The CLHIA argues that Mr. Hoogervorst announced a delay later than in 2018. After, this may result in an inefficient process and the waste of resources, argued the CLHIA. According to her, the insurers expect 2019 to be an extremely busy year. The immediately preceding 2020, a year in which insurers will have to start counting of their financial data in a comparable format under IFRS 17. The implementation of the standard will require in 2019, an intense work on multiple fronts.

me, whose entry into force is planned for 1 January 2021.

An insurer is not a bank

The CLHIA has argued that insurers need more time to implement IFRS 17 that the banks have needed when they have implemented IFRS 9. Established in 2018, IFRS 9 addresses the accounting for financial instruments. “The impact of IFRS 17 on insurers is significantly deeper than the one was that of IFRS 9 on banks, writes Mr. Frank. These cumulative impacts require more time and making less relevant the lessons that could be learned from the implementation of IFRS 9. “

The CEO of the CLHIA believes that IFRS 17 will require, among others, to change systems, to recast the financial statements and change of indicators of critical performance. IFRS 17 is also affecting other regulatory requirements, including those on financial liabilities, remained unchanged under IFRS 9, said Mr. Frank.

Back

Another major difference between insurers and banks : insurers will have to restate their results of the year preceding the year of the implementation of IFRS 17, in order to ensure that the two periods are comparable under the new standard.
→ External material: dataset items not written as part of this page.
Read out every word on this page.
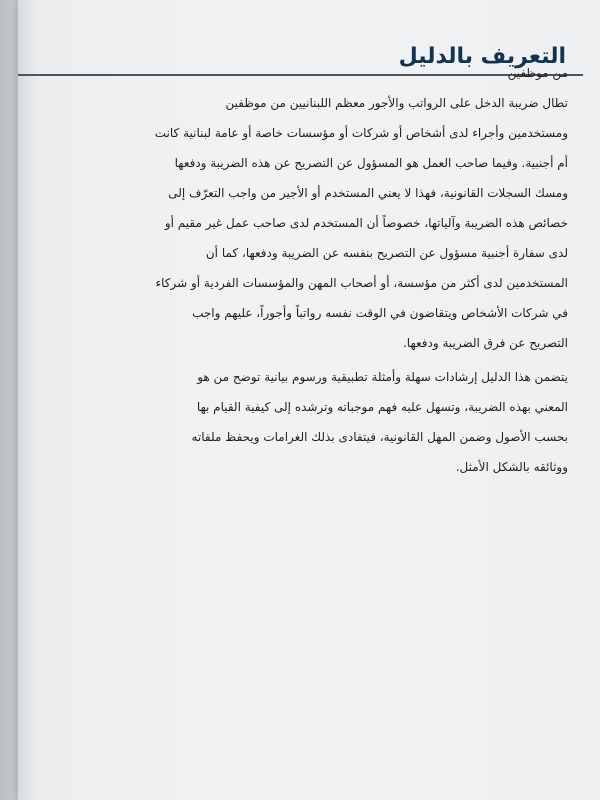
التعريف بالدليل
من موظفين
تطال ضريبة الدخل على الرواتب والأجور معظم اللبنانيين من موظفين
ومستخدمين وأجراء لدى أشخاص أو شركات أو مؤسسات خاصة أو عامة لبنانية كانت
أم أجنبية. وفيما صاحب العمل هو المسؤول عن التصريح عن هذه الضريبة ودفعها
ومسك السجلات القانونية، فهذا لا يعني المستخدم أو الأجير من واجب التعرّف إلى
خصائص هذه الضريبة وآلياتها، خصوصاً أن المستخدم لدى صاحب عمل غير مقيم أو
لدى سفارة أجنبية مسؤول عن التصريح بنفسه عن الضريبة ودفعها، كما أن
المستخدمين لدى أكثر من مؤسسة، أو أصحاب المهن والمؤسسات الفردية أو شركاء
في شركات الأشخاص ويتقاضون في الوقت نفسه رواتباً وأجوراً، عليهم واجب
التصريح عن فرق الضريبة ودفعها.
يتضمن هذا الدليل إرشادات سهلة وأمثلة تطبيقية ورسوم بيانية توضح من هو
المعني بهذه الضريبة، وتسهل عليه فهم موجباته وترشده إلى كيفية القيام بها
بحسب الأصول وضمن المهل القانونية، فيتفادى بذلك الغرامات ويحفظ ملفاته
ووثائقه بالشكل الأمثل.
The letter of the CPOMA refers to a number of other major differences, including changes in light of the federal income tax laws and the impact of the IFRS 17 on the new test of solvency of insurers in force from 1 January 2018.

Before 2019

The CLHIA argues that Mr. Hoogervorst announced a delay later than in 2018. After, this may result in an inefficient process and the waste of resources, argued the CLHIA. According to her, the insurers expect 2019 to be an extremely busy year. The immediately preceding 2020, a year in which insurers will have to start counting of their financial data in a comparable format under IFRS 17. The implementation of the standard will require in 2019, an intense work on multiple fronts.